Here is an important reason that GETs should be idempotent and not be used for updating state on the server in regards to Cross Site Request Forgery Attacks. From the book: Professional ASP.NET MVC 3
Idempotent GETs
Big word, for sure — but it’s a simple concept. If an
operation is idempotent, it can be executed multiple times without
changing the result. In general, a good rule of thumb is that you can
prevent a whole class of CSRF attacks by only changing things in your
DB or on your site by using POST. This means Registration, Logout,
Login, and so forth. At the very least, this limits the confused
deputy attacks somewhat.
One more problem is there. If GET method is used , data is sent in the URL itself . In web server's logs , this data gets saved somewhere in the server along with the request path. Now suppose that if someone has access to/reads those log files , your data (can be user id , passwords , key words , tokens etc. ) gets revealed . This is dangerous and has to be taken care of .

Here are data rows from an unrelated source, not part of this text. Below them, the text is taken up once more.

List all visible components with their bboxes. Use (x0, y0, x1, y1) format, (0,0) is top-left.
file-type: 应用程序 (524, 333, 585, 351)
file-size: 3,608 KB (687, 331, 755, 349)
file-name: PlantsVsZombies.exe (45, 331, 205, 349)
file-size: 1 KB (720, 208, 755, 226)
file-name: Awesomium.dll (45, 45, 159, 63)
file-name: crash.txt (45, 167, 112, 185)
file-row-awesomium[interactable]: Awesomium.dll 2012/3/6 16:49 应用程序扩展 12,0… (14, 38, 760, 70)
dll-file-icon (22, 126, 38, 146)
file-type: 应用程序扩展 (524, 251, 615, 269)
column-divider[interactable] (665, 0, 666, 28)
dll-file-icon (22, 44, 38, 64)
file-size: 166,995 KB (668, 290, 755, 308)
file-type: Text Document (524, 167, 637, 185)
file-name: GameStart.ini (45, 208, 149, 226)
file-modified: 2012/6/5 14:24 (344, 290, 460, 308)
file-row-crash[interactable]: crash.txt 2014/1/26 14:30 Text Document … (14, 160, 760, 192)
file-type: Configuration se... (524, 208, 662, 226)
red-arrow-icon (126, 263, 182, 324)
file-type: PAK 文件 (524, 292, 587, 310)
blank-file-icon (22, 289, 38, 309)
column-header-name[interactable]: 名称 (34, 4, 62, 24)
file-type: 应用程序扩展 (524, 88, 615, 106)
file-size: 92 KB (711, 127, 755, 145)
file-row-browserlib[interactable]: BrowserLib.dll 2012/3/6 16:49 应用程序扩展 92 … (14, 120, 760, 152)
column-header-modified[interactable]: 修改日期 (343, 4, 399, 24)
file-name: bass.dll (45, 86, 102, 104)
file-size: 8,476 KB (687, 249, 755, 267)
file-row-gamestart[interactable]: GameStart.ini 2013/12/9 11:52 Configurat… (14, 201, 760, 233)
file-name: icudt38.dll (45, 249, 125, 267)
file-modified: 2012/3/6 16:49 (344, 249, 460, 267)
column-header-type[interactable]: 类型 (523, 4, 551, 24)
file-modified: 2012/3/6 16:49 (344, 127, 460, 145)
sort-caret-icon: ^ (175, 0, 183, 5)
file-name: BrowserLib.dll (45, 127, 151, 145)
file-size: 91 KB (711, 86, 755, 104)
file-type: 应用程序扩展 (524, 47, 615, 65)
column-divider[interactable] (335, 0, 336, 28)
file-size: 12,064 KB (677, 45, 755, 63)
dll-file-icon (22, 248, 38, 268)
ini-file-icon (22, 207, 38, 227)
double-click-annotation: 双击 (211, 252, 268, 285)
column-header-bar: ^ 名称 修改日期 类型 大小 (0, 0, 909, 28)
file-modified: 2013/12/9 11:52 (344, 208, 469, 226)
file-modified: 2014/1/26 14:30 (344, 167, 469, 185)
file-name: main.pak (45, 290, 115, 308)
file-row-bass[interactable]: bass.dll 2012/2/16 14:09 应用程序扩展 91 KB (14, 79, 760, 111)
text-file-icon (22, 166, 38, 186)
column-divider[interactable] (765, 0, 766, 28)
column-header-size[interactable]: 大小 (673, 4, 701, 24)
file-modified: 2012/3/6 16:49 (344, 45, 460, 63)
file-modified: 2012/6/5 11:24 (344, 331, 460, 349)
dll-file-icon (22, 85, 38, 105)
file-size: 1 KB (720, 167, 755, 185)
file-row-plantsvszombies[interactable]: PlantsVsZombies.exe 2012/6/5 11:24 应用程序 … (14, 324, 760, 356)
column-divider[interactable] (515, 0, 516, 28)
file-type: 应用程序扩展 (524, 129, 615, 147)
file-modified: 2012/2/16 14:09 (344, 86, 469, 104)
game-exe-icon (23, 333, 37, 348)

In server's log file, headers and body are not logged but request path is . So , in POST method where data is sent in body, not in request path, your data remains safe .
i think that reading this resource:
http://www.servicedesignpatterns.com/WebServiceAPIStyles could be helpful to you to make difference between message API and resource api ?
This might be a bit of an ethical question, but I'm having quite a discussion in the office about the following issue:
Is it okay to set a cookie with a HTTP GET request? Because whenever a HTTP request changes something in the application, you should use a POST request. HTTP GET should only be used to retrieve data identified by the Request-URI.
In this case, the application doesn't change, but because the cookie is altered, the user might get a different experience when the page loads again, meaning that the HTTP GET request changed the application behaviour (nothing changed server-side though).
Get request reference
The discussion started because we want to use a normal anchor element to set a cookie.
The problem with GETs, especially if they are on an a tag, is when they get spidered by the likes of Google.
In your case, you'd needlessly be creating cookies that will, more than likely, never get used.
I'd also argue that the GET rule it's not really about changing the application, more about changing data. I appreciate the subtle distinction with the cookie ( i.e. you are not changing data on YOUR system ), but generally, it's a good rule to have, and irrespective of where the data is stored, GET shouldn't really be used to change it.
The user can always have different experience when he issues another GET request - you do not expect to return always the same set of data for (imagined) time service: "GET /time/current".
Also, it is not said you are not allowed to change server-side state in response for GET requests - it's perfectly 'legal' to increase a page hit counter, for example, even if you store it in the database.
Consider the section 9.1.1 Safe Methods
Naturally, it is not possible to ensure that the server does not
generate side-effects as a result of performing a GET request; in
fact, some dynamic resources consider that a feature. The important
distinction here is that the user did not request the side-effects, so
therefore cannot be held accountable for them.
Also I would say it is perfectly acceptable to change or set a cookie in response for the GET request because you just return some data.